“Sailors’ days involved a patchwork of short periods of work interspersed with rest creating a schedule that seems entirely bizarre to modern observers.”
By John Danielski
THE BRITISH frigate HMS Amphion rode peacefully at anchor in Plymouth Harbour on Sept 22, 1796. She was in the process of completing repairs and would soon be ready for active operations. Suddenly, there was an ear-splitting boom and a blinding flash of light as an explosion engulfed the vessel. In the blink of an eye Amphion had vanished, replaced by a fireball, clouds of splinters, floating pieces of oak and 300 corpses. Amazingly, the captain, Israel Pellew, brother of the naval hero Sir Edward Pellew, survived after being blown out the rear window of his cabin. The explosion was later attributed to the careless handling of powder. It’s possible that an exhausted hand was the culprit. When considering the sleep schedule for sailors of the era, such a hypothesis is hardly far-fetched.
The Royal Navy has long divided each 24-hour period into five watches of four hours plus two watches of two hours. Sailors’ days involved a patchwork of short periods of work interspersed with rest creating a schedule that seems entirely bizarre to modern observers.

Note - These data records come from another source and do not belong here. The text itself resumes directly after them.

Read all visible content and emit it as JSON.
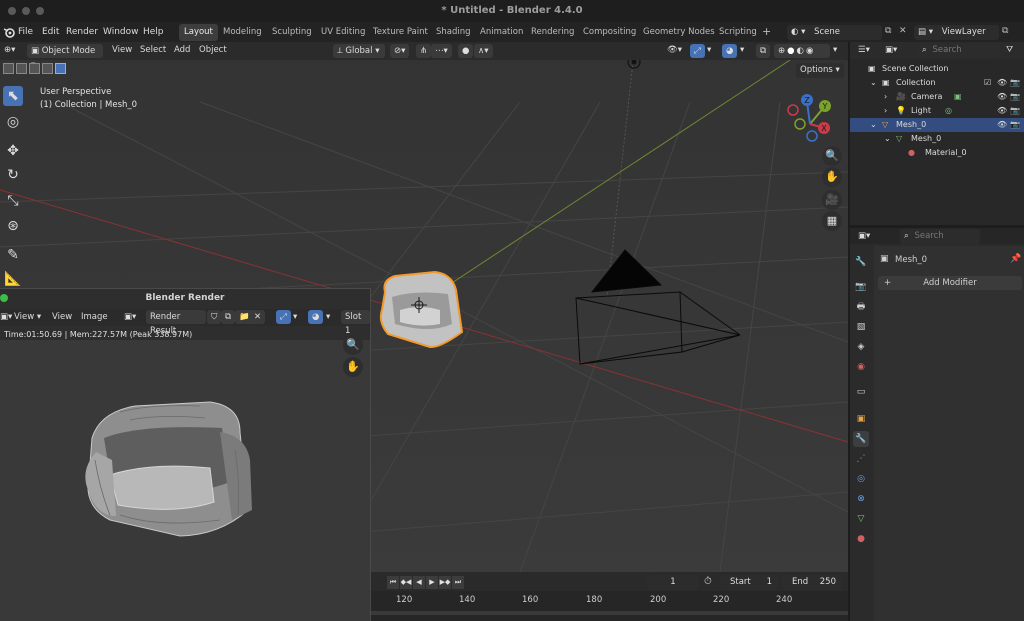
{
  "window": {
    "title": "* Untitled - Blender 4.4.0"
  },
  "menu": [
    "File",
    "Edit",
    "Render",
    "Window",
    "Help"
  ],
  "workspaces": [
    "Layout",
    "Modeling",
    "Sculpting",
    "UV Editing",
    "Texture Paint",
    "Shading",
    "Animation",
    "Rendering",
    "Compositing",
    "Geometry Nodes",
    "Scripting"
  ],
  "active_workspace": "Layout",
  "scene": {
    "name": "Scene",
    "view_layer": "ViewLayer"
  },
  "viewport": {
    "mode": "Object Mode",
    "menus": [
      "View",
      "Select",
      "Add",
      "Object"
    ],
    "transform": "Global",
    "options_label": "Options",
    "perspective": "User Perspective",
    "collection_info": "(1) Collection | Mesh_0",
    "gizmo_axes": {
      "x": "X",
      "y": "Y",
      "z": "Z"
    }
  },
  "render_window": {
    "title": "Blender Render",
    "menus": [
      "View",
      "View",
      "Image"
    ],
    "image": "Render Result",
    "slot": "Slot 1",
    "stats": "Time:01:50.69 | Mem:227.57M (Peak 338.97M)"
  },
  "timeline": {
    "current_frame": "1",
    "start_label": "Start",
    "start": "1",
    "end_label": "End",
    "end": "250",
    "ruler": [
      "120",
      "140",
      "160",
      "180",
      "200",
      "220",
      "240"
    ]
  },
  "outliner": {
    "search_placeholder": "Search",
    "root": "Scene Collection",
    "collection": "Collection",
    "items": [
      "Camera",
      "Light",
      "Mesh_0",
      "Mesh_0",
      "Material_0"
    ]
  },
  "properties": {
    "search_placeholder": "Search",
    "object": "Mesh_0",
    "add_modifier": "Add Modifier"
  },
  "colors": {
    "accent": "#4772b3",
    "selection": "#ffa033",
    "x_axis": "#8a3232",
    "y_axis": "#6b8a32"
  }
}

In the 17th century, when the watch system began, Europeans and North Americans had much different sleeping habits – few enjoyed the eight hours of uninterrupted slumber that’s recommended today.
Centuries ago, sleep was segmented, carried out in two distinct shifts. Before the advent of gas and then electric lighting in towns and homes, human circadian rhythms were synchronized to a world without artificial light pollution. Normally, people would turn in shortly after dusk, wake in the middle of the night for a brief period to eat, pray, sew, read, have sex, etc. and then sleep again for a few hours before dawn.
In the late 18th and early 19th centuries growing urbanization and industrialization changed that. Increasingly well-lit towns eventually prevented city dwellers from seeing 90 per cent of the night’s stars, but it also had other effects.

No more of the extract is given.